The tide was out the next morning as I jogged back the measly two miles to the parking lot to get an extra pair of shoes. We proceeded through the Hole in the Wall into a wonderland of mist shrouded off-shore islands, tidepool studded headlands, firm beaches, and heavily treed bluffs. Tide charts from the ranger station let us know when it was safe to round a headland with getting stuck with water at our ankles and no accessible land. The map marked a maximum passible tide for each headland which meant that you had to know which headland you were rounding to know when it was safe. A bit of misinformation from a boyscout troop we passed confirmed a bad map reading on my part so of course we wound up on a low tide only headland during a rising medium tide. Panic isn’t something you usually have to worry about in backpacking. That’s because you’re not weighing whether to a series of deepening tidepools with the open ocean to your left, a featureless wall to your right, and rocks which are clearly below the high tide mark behind you. Then you cross that pool and discover that the beach which just came into view doesn’t look like the one one the map. It looks more like the one which the ranger had said you probably didn’t want to be on during high tide. It turns out that we would have been OK but it felt safer figuring that out from a perch just large enough for the three of us plus packs from which rocks had slid (there thereby provided us a route up to it).

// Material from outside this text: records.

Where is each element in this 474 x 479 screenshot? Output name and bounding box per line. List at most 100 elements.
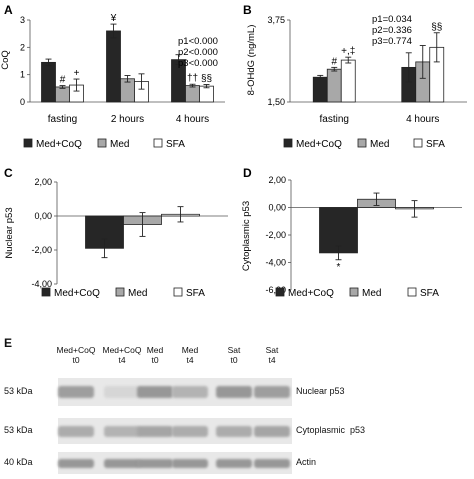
- error-bar: [101, 238, 108, 259]
- x-tick-label: fasting: [320, 114, 349, 125]
- legend-label: Med: [110, 139, 129, 150]
- chart-panel-c: C Nuclear p53 -4,00 -2,00 0,00 2,00 Med+CoQ Med…: [4, 166, 228, 299]
- legend-label: Med+CoQ: [54, 288, 100, 299]
- error-bar: [177, 206, 184, 223]
- error-bar: [335, 245, 342, 261]
- p-value-label: p2=0.336: [372, 25, 412, 36]
- blot-band: [254, 458, 290, 468]
- bar-med-coq: [319, 207, 358, 254]
- significance-mark: §§: [201, 74, 212, 85]
- y-axis-label: Nuclear p53: [4, 207, 15, 258]
- legend-swatch: [357, 138, 367, 148]
- blot-band: [216, 458, 252, 468]
- blot-band: [58, 458, 94, 468]
- legend-swatch: [173, 287, 183, 297]
- y-axis-label: Cytoplasmic p53: [241, 201, 252, 271]
- blot-band: [137, 425, 173, 437]
- error-bar: [345, 56, 352, 64]
- bar-med: [185, 85, 200, 103]
- significance-mark: ¥: [110, 13, 117, 24]
- lane-label: Sat t4: [265, 345, 279, 365]
- legend-label: SFA: [166, 139, 185, 150]
- significance-mark: ††: [187, 73, 198, 84]
- significance-mark: #: [60, 75, 66, 86]
- blot-band: [104, 458, 140, 468]
- y-tick-label: 2,00: [34, 177, 52, 187]
- blot-band: [172, 386, 208, 399]
- legend-swatch: [115, 287, 125, 297]
- chart-panel-a: A CoQ 0 1 2 3 fasting 2 hours 4 hours # + ¥ †† §§ p1<0…: [0, 3, 225, 150]
- significance-mark: +,‡: [341, 46, 355, 57]
- blot-label: Actin: [296, 457, 317, 467]
- y-tick-label: 0,00: [34, 211, 52, 221]
- legend-swatch: [153, 138, 163, 148]
- y-tick-label: 0: [20, 97, 25, 107]
- blot-band: [172, 458, 208, 468]
- molecular-weight-marker: 40 kDa: [4, 457, 33, 467]
- error-bar: [45, 58, 52, 67]
- error-bar: [73, 78, 80, 92]
- blot-band: [58, 386, 94, 399]
- blot-band: [216, 425, 252, 437]
- x-tick-label: 4 hours: [176, 114, 209, 125]
- legend-label: SFA: [186, 288, 205, 299]
- legend-label: Med: [370, 139, 389, 150]
- legend-label: SFA: [420, 288, 439, 299]
- blot-band: [254, 386, 290, 399]
- error-bar: [433, 32, 440, 63]
- lane-label: Med+CoQ t4: [102, 345, 142, 365]
- bar-med-coq: [41, 61, 56, 103]
- error-bar: [175, 54, 182, 66]
- bar-med: [326, 68, 342, 103]
- bar-sfa: [340, 59, 356, 103]
- blot-band: [254, 425, 290, 437]
- x-tick-label: 4 hours: [406, 114, 439, 125]
- bar-sfa: [199, 85, 214, 103]
- chart-panel-b: B 8-OHdG (ng/mL) 1,50 3,75 fasting 4 hours # +,…: [243, 3, 467, 150]
- error-bar: [189, 83, 196, 88]
- blot-band: [172, 425, 208, 437]
- significance-mark: §§: [431, 22, 442, 33]
- error-bar: [59, 85, 66, 89]
- blot-band: [58, 425, 94, 437]
- legend-swatch: [275, 287, 285, 297]
- legend-swatch: [349, 287, 359, 297]
- x-tick-label: fasting: [48, 114, 77, 125]
- blot-band: [137, 458, 173, 468]
- y-tick-label: 1: [20, 70, 25, 80]
- legend-swatch: [97, 138, 107, 148]
- panel-letter: E: [4, 336, 13, 350]
- y-tick-label: 2,00: [268, 175, 286, 185]
- error-bar: [317, 74, 324, 80]
- error-bar: [203, 84, 210, 89]
- y-axis-label: CoQ: [0, 50, 11, 70]
- blot-label: Cytoplasmic p53: [296, 425, 366, 435]
- bar-med: [55, 86, 70, 103]
- x-tick-label: 2 hours: [111, 114, 144, 125]
- legend-swatch: [413, 138, 423, 148]
- y-tick-label: 3: [20, 15, 25, 25]
- error-bar: [331, 66, 338, 72]
- legend-swatch: [283, 138, 293, 148]
- bar-med-coq: [312, 76, 328, 103]
- lane-label: Med t0: [146, 345, 164, 365]
- blot-band: [137, 386, 173, 399]
- error-bar: [139, 212, 146, 237]
- blot-band: [216, 386, 252, 399]
- error-bar: [373, 192, 380, 206]
- error-bar: [411, 200, 418, 218]
- y-tick-label: 0,00: [268, 203, 286, 213]
- p-value-label: p1<0.000: [178, 36, 218, 47]
- blot-label: Nuclear p53: [296, 386, 345, 396]
- panel-letter: C: [4, 166, 13, 180]
- lane-label: Med+CoQ t0: [56, 345, 96, 365]
- y-axis-label: 8-OHdG (ng/mL): [246, 25, 257, 96]
- legend-label: SFA: [426, 139, 445, 150]
- blot-band: [104, 425, 140, 437]
- y-tick-label: -4,00: [31, 279, 52, 289]
- lane-label: Med t4: [181, 345, 199, 365]
- panel-letter: D: [243, 166, 252, 180]
- error-bar: [110, 23, 117, 39]
- y-tick-label: -4,00: [265, 258, 286, 268]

When the determination that the beach wouldn’t disappear coaxed our cowering party down from the safety of our perch, we decided to make a fire because what better way could there be to pass a time on a drizzly day? In practice, we just wasted the tinder we’d brought but it was nice to have warm hands and pretend that our socks were less wet. Moving on, we made incredible time on the beaches and crawled on the headlands. In some places, ropes had been dropped from the bluffs overhead to make it possible to pass where headlands couldn’t be rounded. This added even more variety to an already resplendent and diverse hike.
At the next rising tide, we had the prudence to not unintentionally get stuck on a headland. Instead, after bolstering our adventurous spirit with a lot of Nutella, bagels, and processed meat, we intentionally made it as far as we could, eventually getting stuck in a small cove about fifteen feet across. Our progress that far had the feeling of a children’s game of lava monster. We’d wait for the surf to run out, then dash out to where we could get a grip on the rock between us and the next cove. Usually, we’d have a “lead climber” make the short scramble first, then toss a pack up each time a wave went out, dashing back up the beach when the surf came rushing back in. We finally gave up cove hopping like this when a handhold gave out during a route-findng climb and someone fell a few feet. Thankfully they landed feet first and on sand. Sometimes though, it takes a little warning to inject a responsible amount of sobriety into childish ebullience.
Waning light found us flying over a long beach deepened by low tide. Mystical, wild rock formations topped with surprisingly healthy vegetation, just a few hundred yards mocked my lack of swimming attire. It’s inaccurate to use superficial words like “magical” or “enchanting” surface over emotions with the veneer of captivation. I remember my chest straining with desire and longing as happens when ruminating too long on a love interest not present. Nature astounds me from time to time with it’s power to evoke emotions so powerful I would otherwise assume they reserved for human intimacy.
The next morning we changed into the our last clothes untouched by the past two days unrelenting damp and drizzle. We hiked out over the boardwalk cut through soggy forest, a necessity which prevents to the constantly immediate sense of adventure from letting up until the car is in sight.
One-way hikes are wonderful in that that you don’t spend half the time re-experiencing what was once new and is now not. They are bittersweet in that the extra car which was left at the point of departure requires splitting the group up at the moment most ripe for the pleasant rehashing of exciting memories still vivid by the warm, soft atmosphere carrying you back to real life.